By Marty Gordon
NRVsports@ourvalley.org
Auburn High School Monday honored two longtime athletic supporters with the naming of the
school’s gymnasium after their family. Bull and Lee Teel will never have to pay for admission as they were presented with lifetime passes to any future athletic events. For the most part, the two can usually be working at some aspect of any of Auburn’s sporting events.
Bull has worked 223 football games over the span of 44 years as part of the chain gang. He was honored last year for that feat. He has also kept the clock at basketball games since December 4, 1970, checking off 1,380 games and still running this season.
His brother, Lee, helped to maintain the football field for close to 35 years.
“It was an awesome feeling to be honored in this way. In no way did we deserve it,” Bull said after the unveiling of a sign in the gym that bears the “Teel” name.
Athletic Director Paul Dominy said the two brothers have done everything over the years.
“We had always gone to games, growing up and attending the old Auburn High School. So, after
graduation, we just started doing things to help the athletic program,” Bull said earlier this week.
Lee worked for several years opening the school’s gym on the weekend to allow area
children to play basketball. “He even mopped the floors,” Bull said.
The Teel family has also been involved in the development of the new school grounds, and a former family farm is set to become home to a new Riner Fire Station and future park.

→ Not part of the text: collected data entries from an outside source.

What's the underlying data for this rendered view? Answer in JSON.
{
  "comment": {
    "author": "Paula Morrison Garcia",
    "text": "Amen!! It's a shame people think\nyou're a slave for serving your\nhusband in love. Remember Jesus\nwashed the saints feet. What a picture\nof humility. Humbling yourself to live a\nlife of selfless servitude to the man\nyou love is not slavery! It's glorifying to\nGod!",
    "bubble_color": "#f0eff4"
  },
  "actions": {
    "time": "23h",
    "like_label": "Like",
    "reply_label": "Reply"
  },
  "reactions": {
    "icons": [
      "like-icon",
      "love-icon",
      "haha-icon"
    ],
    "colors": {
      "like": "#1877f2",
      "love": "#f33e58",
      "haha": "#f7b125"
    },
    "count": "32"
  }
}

For now, Bull doesn’t plan to slow down and will not need that lifetime pass anytime soon as he plans to continue operating the clock during basketball games.
“Our hearts will always be in Riner and with this school,” he said.
And he doesn’t have any plans to use those poster-sized passes for free admission the brothers are pictured with at Monday’s ceremony. “They’re too big. I can’t put them in my pocket or anything,” he said with a chuckle.